2) De facto, nos termos daquele normativo o IGFEJ, não tem de suportar as despesas com o agente de execução, que revestem natureza diferente da taxa de justiça (cfr. artigo 3.º do RCP), constituindo custas de parte (artigos 533.º do CPC e 26.º, 3, b) do RCP), muito embora tenham a particularidade comum de serem valores que foram pagos pelo exequente.
3) Uma coisa é a vinculação do IGFEJ - que se cinge ao reembolso do pagamento das taxas de justiça; outra, saber quem se responsabiliza pelas custas de parte pagas pelo vencedor, não parecendo ser de impor ao IGFEJ tal pagamento.

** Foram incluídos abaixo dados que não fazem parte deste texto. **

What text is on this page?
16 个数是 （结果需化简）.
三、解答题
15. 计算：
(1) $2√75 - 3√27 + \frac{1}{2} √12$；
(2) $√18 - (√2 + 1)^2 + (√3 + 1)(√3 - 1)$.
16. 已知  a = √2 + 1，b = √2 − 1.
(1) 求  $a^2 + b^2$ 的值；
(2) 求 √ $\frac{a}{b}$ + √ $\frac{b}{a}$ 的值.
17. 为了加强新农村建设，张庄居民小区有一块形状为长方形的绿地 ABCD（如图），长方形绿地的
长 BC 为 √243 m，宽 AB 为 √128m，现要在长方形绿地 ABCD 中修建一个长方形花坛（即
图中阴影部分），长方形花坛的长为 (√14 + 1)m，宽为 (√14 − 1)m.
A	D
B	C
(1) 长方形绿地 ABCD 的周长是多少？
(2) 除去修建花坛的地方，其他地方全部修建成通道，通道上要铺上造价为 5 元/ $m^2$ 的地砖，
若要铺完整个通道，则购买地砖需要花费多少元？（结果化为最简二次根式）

4) Foi esse, aliás, o entendimento subjacente ao juízo de não inconstitucionalidade do acórdão n.º 2/2015 do Tribunal Constitucional, reconhecendo que não se mostra violado o princípio da igualdade pelo conteúdo normativo do artigo 26.º, n.º 6, do RCP.

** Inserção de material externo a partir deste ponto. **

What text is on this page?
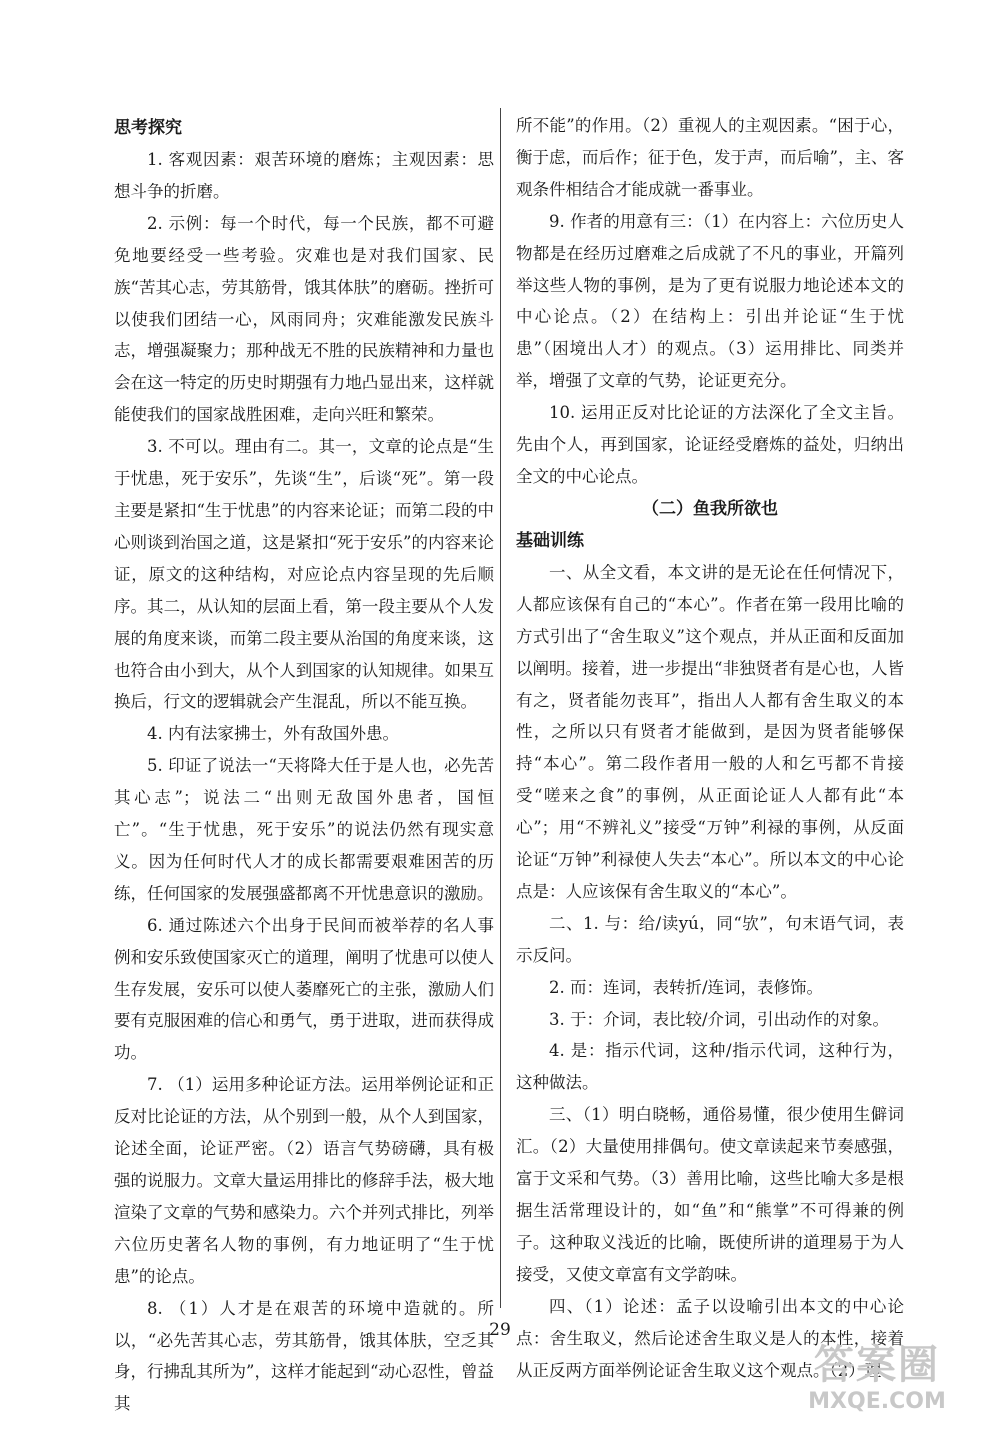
思考探究

1. 客观因素：艰苦环境的磨炼；主观因素：思想斗争的折磨。

2. 示例：每一个时代，每一个民族，都不可避免地要经受一些考验。灾难也是对我们国家、民族“苦其心志，劳其筋骨，饿其体肤”的磨砺。挫折可以使我们团结一心，风雨同舟；灾难能激发民族斗志，增强凝聚力；那种战无不胜的民族精神和力量也会在这一特定的历史时期强有力地凸显出来，这样就能使我们的国家战胜困难，走向兴旺和繁荣。

3. 不可以。理由有二。其一，文章的论点是“生于忧患，死于安乐”，先谈“生”，后谈“死”。第一段主要是紧扣“生于忧患”的内容来论证；而第二段的中心则谈到治国之道，这是紧扣“死于安乐”的内容来论证，原文的这种结构，对应论点内容呈现的先后顺序。其二，从认知的层面上看，第一段主要从个人发展的角度来谈，而第二段主要从治国的角度来谈，这也符合由小到大，从个人到国家的认知规律。如果互换后，行文的逻辑就会产生混乱，所以不能互换。

4. 内有法家拂士，外有敌国外患。

5. 印证了说法一“天将降大任于是人也，必先苦其心志”；说法二“出则无敌国外患者，国恒亡”。“生于忧患，死于安乐”的说法仍然有现实意义。因为任何时代人才的成长都需要艰难困苦的历练，任何国家的发展强盛都离不开忧患意识的激励。

6. 通过陈述六个出身于民间而被举荐的名人事例和安乐致使国家灭亡的道理，阐明了忧患可以使人生存发展，安乐可以使人萎靡死亡的主张，激励人们要有克服困难的信心和勇气，勇于进取，进而获得成功。

7. （1）运用多种论证方法。运用举例论证和正反对比论证的方法，从个别到一般，从个人到国家，论述全面，论证严密。（2）语言气势磅礴，具有极强的说服力。文章大量运用排比的修辞手法，极大地渲染了文章的气势和感染力。六个并列式排比，列举六位历史著名人物的事例，有力地证明了“生于忧患”的论点。

8. （1）人才是在艰苦的环境中造就的。所以，“必先苦其心志，劳其筋骨，饿其体肤，空乏其身，行拂乱其所为”，这样才能起到“动心忍性，曾益其

所不能”的作用。（2）重视人的主观因素。“困于心，衡于虑，而后作；征于色，发于声，而后喻”，主、客观条件相结合才能成就一番事业。

9. 作者的用意有三：（1）在内容上：六位历史人物都是在经历过磨难之后成就了不凡的事业，开篇列举这些人物的事例，是为了更有说服力地论述本文的中心论点。（2）在结构上：引出并论证“生于忧患”（困境出人才）的观点。（3）运用排比、同类并举，增强了文章的气势，论证更充分。

10. 运用正反对比论证的方法深化了全文主旨。先由个人，再到国家，论证经受磨炼的益处，归纳出全文的中心论点。

（二）鱼我所欲也
基础训练

一、从全文看，本文讲的是无论在任何情况下，人都应该保有自己的“本心”。作者在第一段用比喻的方式引出了“舍生取义”这个观点，并从正面和反面加以阐明。接着，进一步提出“非独贤者有是心也，人皆有之，贤者能勿丧耳”，指出人人都有舍生取义的本性，之所以只有贤者才能做到，是因为贤者能够保持“本心”。第二段作者用一般的人和乞丐都不肯接受“嗟来之食”的事例，从正面论证人人都有此“本心”；用“不辨礼义”接受“万钟”利禄的事例，从反面论证“万钟”利禄使人失去“本心”。所以本文的中心论点是：人应该保有舍生取义的“本心”。

二、1. 与：给/读yú，同“欤”，句末语气词，表示反问。

2. 而：连词，表转折/连词，表修饰。

3. 于：介词，表比较/介词，引出动作的对象。

4. 是：指示代词，这种/指示代词，这种行为，这种做法。

三、（1）明白晓畅，通俗易懂，很少使用生僻词汇。（2）大量使用排偶句。使文章读起来节奏感强，富于文采和气势。（3）善用比喻，这些比喻大多是根据生活常理设计的，如“鱼”和“熊掌”不可得兼的例子。这种取义浅近的比喻，既使所讲的道理易于为人接受，又使文章富有文学韵味。

四、（1）论述：孟子以设喻引出本文的中心论点：舍生取义，然后论述舍生取义是人的本性，接着从正反两方面举例论证舍生取义这个观点。（2）理

29
答案圈
MXQE.COM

5) De acordo com o exposto, concluiria em sentido diverso do que fez vencimento, subscrevendo a posição expressa, de modo de considero inteiramente adequada, no Acórdão do Tribunal da Relação de Lisboa de 27-04-2021, Processo: 17985/12.7YYLSB-C.L1-7, rel. JOSÉ CAPACETE, no sentido de que, "não se[r] de impor ao IGFEJ o reembolso ao exequente dos honorários e despesas ao agente de execução, concretizado está o risco de ser o próprio exequente a suportar, por impossibilidade de exigir a outrem o respetivo reembolso, aquilo que não pôde deixar de assumir ao instaurar e impulsionar a execução".
6) Assim, sem prejuízo da integral subscrição dos fundamentos e decisão quanto à questão referente ao direito do exequente ao recebimento de metade da sanção pecuniária compulsória a que alude o nº 4 do art.º 829º-A do Código Civil (alínea b) do dispositivo), não reconheceria ao exequente direito ao reembolso, por parte do IGFEJ, IP, das quantias devidas ao agente de execução, em razão do apoio judiciário de que beneficia o executado, pelo que, negaria provimento ao recurso, quanto a essa questão (alínea a) do dispositivo).